À cette époque, Pavlov était déjà marié pour la deuxième fois et il avait déjà une fille. Selon la décision du tribunal, il a été contraint de payer 300 roubles de pension alimentaire, de sorte que sa famille ne disposait plus que de cinq roubles. Les auteurs de la lettre ont demandé des modifications de la législation afin d'exclure de tels cas.

Efimova, Sak, Shtchuchkina et Kolotinova, tout comme Fedotov, ont dépeint ces femmes comme des parasites et les ont qualifiées de honte, les diabolisant et les transformant en ennemies de classe.

L'amour des promenades et de la danse, les vêtements à la mode et les cosmétiques, symboles de la sexualité et de l'indépendance, n'étaient présentés que comme des signes de dégradation bourgeoise. Les auteurs de la lettre se sont présentés comme de bonnes mères et de dignes citoyens du pays, s'éloignant de l'image d'une femme libre qui a les mêmes droits qu'un homme.
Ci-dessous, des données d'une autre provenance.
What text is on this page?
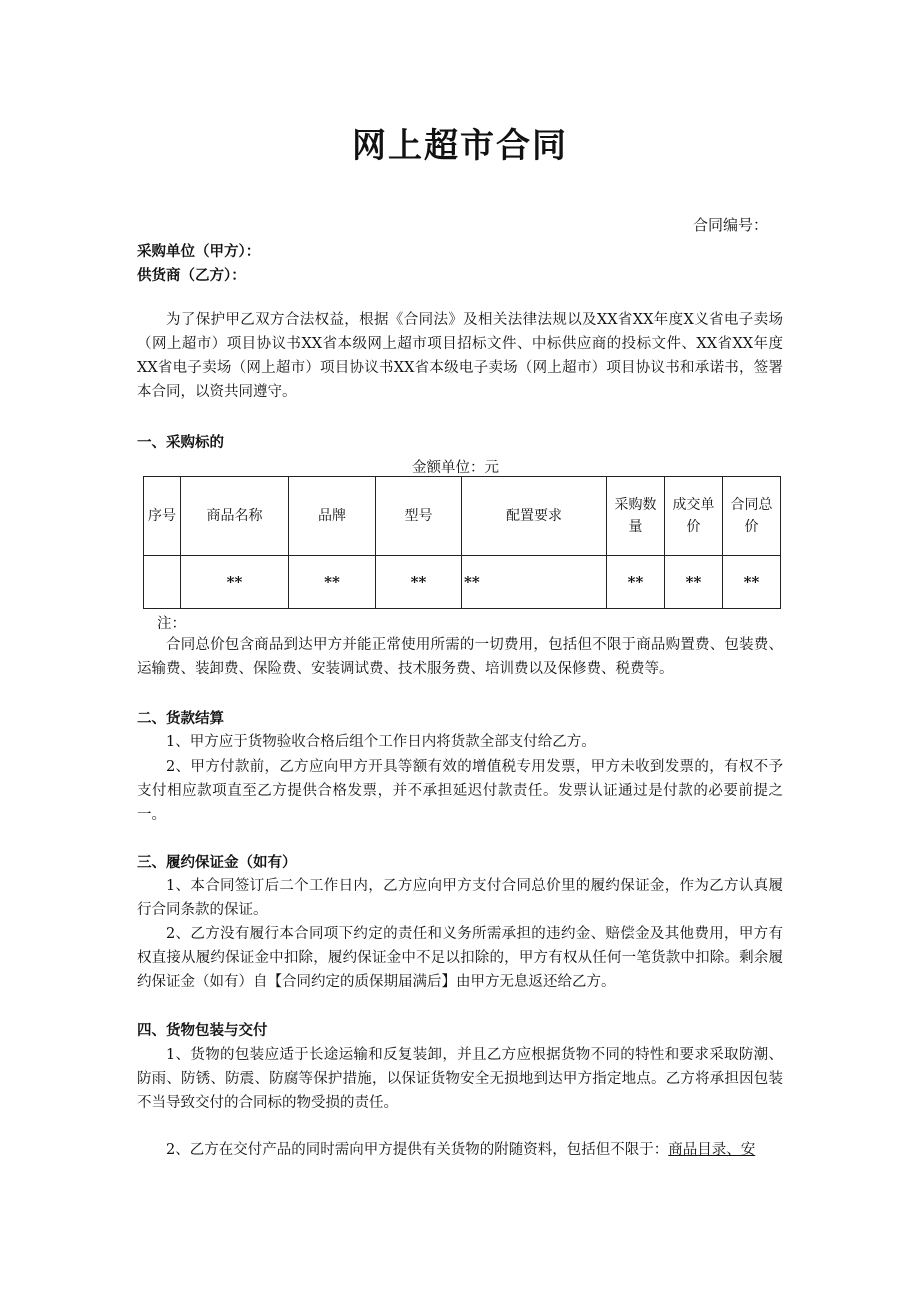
网上超市合同
合同编号：
采购单位（甲方）：
供货商（乙方）：
为了保护甲乙双方合法权益，根据《合同法》及相关法律法规以及XX省XX年度X义省电子卖场（网上超市）项目协议书XX省本级网上超市项目招标文件、中标供应商的投标文件、XX省XX年度XX省电子卖场（网上超市）项目协议书XX省本级电子卖场（网上超市）项目协议书和承诺书，签署本合同，以资共同遵守。
一、采购标的
金额单位：元
序号	商品名称	品牌	型号	配置要求	采购数量	成交单价	合同总价
	**	**	**	**	**	**	**
注：
合同总价包含商品到达甲方并能正常使用所需的一切费用，包括但不限于商品购置费、包装费、运输费、装卸费、保险费、安装调试费、技术服务费、培训费以及保修费、税费等。
二、货款结算
1、甲方应于货物验收合格后组个工作日内将货款全部支付给乙方。
2、甲方付款前，乙方应向甲方开具等额有效的增值税专用发票，甲方未收到发票的，有权不予支付相应款项直至乙方提供合格发票，并不承担延迟付款责任。发票认证通过是付款的必要前提之一。
三、履约保证金（如有）
1、本合同签订后二个工作日内，乙方应向甲方支付合同总价里的履约保证金，作为乙方认真履行合同条款的保证。
2、乙方没有履行本合同项下约定的责任和义务所需承担的违约金、赔偿金及其他费用，甲方有权直接从履约保证金中扣除，履约保证金中不足以扣除的，甲方有权从任何一笔货款中扣除。剩余履约保证金（如有）自【合同约定的质保期届满后】由甲方无息返还给乙方。
四、货物包装与交付
1、货物的包装应适于长途运输和反复装卸，并且乙方应根据货物不同的特性和要求采取防潮、防雨、防锈、防震、防腐等保护措施，以保证货物安全无损地到达甲方指定地点。乙方将承担因包装不当导致交付的合同标的物受损的责任。
2、乙方在交付产品的同时需向甲方提供有关货物的附随资料，包括但不限于：商品目录、安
Les hommes mentionnés dans les lettres ont été présentés comme des exemples de personnes qui travaillent dur. Les jeunes femmes qui recevaient une pension alimentaire étaient décrites comme les destructrices de familles soviétiques en bonne santé. De plus, elles étaient décrites comme des criminelles, des parasites et des éléments improductifs qui jouissent de la confiance de la société et de l'État.

Il y avait de nombreuses lettres similaires. Leurs auteurs étaient convaincus que la législation soviétique devrait protéger les familles officielles, pas les mères célibataires, et condamner les relations intimes extraconjugales et les divorces. Certaines femmes percevaient l'amélioration de la situation financière des mères célibataires comme leur propre perte, car elles étaient convaincues que les enfants nés dans un mariage légal ont plus de droits que ceux nés hors mariage.

Ces lettres ont été étudiées en détail au Commissariat du peuple à la justice. De plus, les questions qui y sont soulevées ont été prises très au sérieux. Tout cela a conduit au fait que la nouvelle loi sur la famille, adoptée le 8 juillet 1944, supposait que les femmes qui ne sont pas légalement mariées ne peuvent prétendre à une pension alimentaire pour enfants. Il convient de noter que l’époque où cette loi a été adoptée n’était pas du tout accidentelle - les autorités étaient bien conscientes que de gros problèmes commenceraient avec le retour des soldats des fronts.

En outre, une règle a été introduite dans la loi de 1944 qui obligeait les époux à fournir un motif sérieux de divorce. Les relations sur le côté n'étaient pas considérées comme un motif sérieux de divorce, mais si un enfant est né à la suite de cette relation, le tribunal, en règle générale, autorise le divorce.

Après la fin de la guerre, des divorces massifs de jeunes couples ont commencé en Union soviétique, car l'un des époux, en évacuation ou au front, a commencé à vivre dans un mariage non enregistré. Cependant, malgré les modifications apportées à la législation, les tribunaux ont davantage tendance à dissoudre les mariages au profit de nouvelles familles.

Ainsi, la politique utopique de Lénine envers le mariage et la famille a survécu à son créateur, mais n'a pas pu résister à la pression du public. Les autorités ont encouragé, tout d'abord, ceux qui pouvaient apporter une grande contribution au processus de construction du socialisme, et les ont montrées en exemple pour les autres. La société a adopté ce modèle pour promouvoir les idées traditionnelles sur la moralité publique.

Le fait que les autorités soviétiques aient essayé de donner aux couples vivant en dehors d'un mariage officiellement enregistré les mêmes droits que les personnes vivant dans un mariage légal ne semblait dans les yeux des gens qu'une tentative de déstabiliser l'institution de la famille. Les racines des attitudes publiques et officielles envers les questions familiales, les relations entre les sexes et le sexe résident dans les contradictions entre la morale conservatrice et l'utopie communiste, qui ont déterminé les fondements de la vie de famille à l'ère du stalinisme.